Nein, ist sich Lehrke sicher. Bestätigt sieht er sich auch durch positive Ergebnisse einer kürzlich publizierten Post-hoc-Analyse der LookAHEAD-Autoren. Sie haben darin gezielt jene Studienteilnehmer aus beiden Gruppen unter die Lupe genommen, die im ersten Jahr der Studie ihr Körpergewicht um mindestens 10 % verringern konnten.

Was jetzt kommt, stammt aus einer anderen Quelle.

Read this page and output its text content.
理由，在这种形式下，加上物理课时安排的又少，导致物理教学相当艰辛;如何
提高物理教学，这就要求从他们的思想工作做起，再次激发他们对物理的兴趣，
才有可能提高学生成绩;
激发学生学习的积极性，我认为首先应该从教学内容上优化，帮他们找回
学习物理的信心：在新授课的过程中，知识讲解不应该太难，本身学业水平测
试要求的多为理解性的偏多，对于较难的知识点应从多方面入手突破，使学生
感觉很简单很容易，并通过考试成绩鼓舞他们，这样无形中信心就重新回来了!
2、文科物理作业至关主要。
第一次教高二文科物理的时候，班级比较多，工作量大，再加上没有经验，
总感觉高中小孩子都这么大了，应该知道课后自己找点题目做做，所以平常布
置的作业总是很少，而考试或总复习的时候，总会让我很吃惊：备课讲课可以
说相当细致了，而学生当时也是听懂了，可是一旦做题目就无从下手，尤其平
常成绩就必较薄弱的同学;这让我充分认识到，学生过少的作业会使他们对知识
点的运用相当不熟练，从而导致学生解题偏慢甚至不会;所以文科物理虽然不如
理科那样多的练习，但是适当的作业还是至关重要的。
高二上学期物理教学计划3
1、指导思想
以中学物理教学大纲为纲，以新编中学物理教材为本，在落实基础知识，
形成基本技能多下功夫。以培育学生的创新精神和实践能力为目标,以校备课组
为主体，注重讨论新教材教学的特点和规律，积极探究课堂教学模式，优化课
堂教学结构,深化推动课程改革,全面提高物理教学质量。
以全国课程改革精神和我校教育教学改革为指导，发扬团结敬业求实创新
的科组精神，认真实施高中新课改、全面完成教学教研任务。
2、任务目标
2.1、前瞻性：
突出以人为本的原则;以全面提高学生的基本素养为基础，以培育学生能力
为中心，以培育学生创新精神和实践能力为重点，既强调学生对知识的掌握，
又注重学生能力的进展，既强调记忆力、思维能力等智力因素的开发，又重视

Signifikante Risikoreduktion um 21 %

Und siehe da: Zumindest Patienten mit entsprechender Gewichtsreduktion hatten im Follow-up-Zeitraum von rund zehn Jahren ein signifikant um 21 % niedrigeres Risiko für den primären Studienendpunkt (kardiovaskulär verursachter Tod, Herzinfarkt, Schlaganfall, Hospitalisierung wegen Angina pectoris) als Patienten mit unverändertem Gewicht oder Gewichtszunahme (p = 0,034). Nach Ansicht der Studienautoren legt dieses Ergebnis nahe, dass eine Assoziation zwischen dem Ausmaß der Gewichtsabnahme und der Inzidenz von kardiovaskulären Erkrankungen bei Personen mir Typ-2-Diabetes besteht.